2007年、33年の時間を巻き戻し天文少年ならぬ天文壮年へ再入門。隊員1名。その後の変化でただいま星空は休眠状態。郷土史、草刈り、読書、ドローンの記事が多くなっています。
『小林・益川理論の証明 陰の主役Bファクトリーの腕力』
2009-02-10 Tue 00:39
090206.jpg『小林・益川理論の証明 陰の主役Bファクトリーの腕力』
  立花隆著 朝日新聞出版 2009年 1900円
 立花隆氏は来る2月21日のシンポジウム「小林・益川理論とその検証」の登壇者の一人。最初シンポの案内を見たときなぜ立花氏かと思ったのだが、彼は1990年頃からつくばの高エネ研の取材を始めていて、廃刊になった『サイアス』(朝日新聞社)2000年4月号から12月号に「消えた反粒子の謎に迫る」を連載していたとのこと。本書の主要部分はその再録になっている。そういう本であるから、これを読めば小林・益川理論の証明が理解できそうなタイトルではあるが、実はそうではなくて小林・益川理論の証明をしたBファクトリー実験のルポなのだ。

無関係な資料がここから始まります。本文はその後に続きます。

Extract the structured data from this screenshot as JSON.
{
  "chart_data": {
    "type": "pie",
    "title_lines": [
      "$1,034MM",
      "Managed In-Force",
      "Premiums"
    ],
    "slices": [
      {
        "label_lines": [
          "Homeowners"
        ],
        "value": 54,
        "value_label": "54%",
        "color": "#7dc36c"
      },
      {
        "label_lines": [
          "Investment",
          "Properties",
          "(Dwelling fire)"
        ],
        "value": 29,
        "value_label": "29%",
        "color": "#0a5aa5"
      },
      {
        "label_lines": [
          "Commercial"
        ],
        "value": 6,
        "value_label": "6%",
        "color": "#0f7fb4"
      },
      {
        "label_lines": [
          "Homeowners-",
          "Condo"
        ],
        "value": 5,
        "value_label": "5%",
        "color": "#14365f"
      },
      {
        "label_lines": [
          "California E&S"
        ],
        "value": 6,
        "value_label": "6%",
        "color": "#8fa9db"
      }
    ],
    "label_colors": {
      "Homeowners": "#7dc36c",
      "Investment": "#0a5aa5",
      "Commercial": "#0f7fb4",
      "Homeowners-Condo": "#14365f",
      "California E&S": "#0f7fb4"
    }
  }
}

 実際Bファクトリーをこんなに詳しく紹介した本はこれまで無かっただろう。研究者への直接取材記事に加え写真、図版、細かい数字が上げられていて臨場感のある読み物になっている。そしてBファクトリーに代表される日本の加速器技術のレベルの高さを紹介するという著者の意図が良く伝わる。しかし一方で、その世界最高水準のBファクトリー加速器の真の姿を伝えるには書き言葉だけでは表現しきれない限界も感じる。
 先端物理学の詳細までは理解できなくとも、少なくとも自国の技術力あるいは科学を含む文化力が世界の中でどの位置にあるのかを認識しておくのは国民の常識かも知れない。そこから技術や文化の裾野は広がるのだろうから。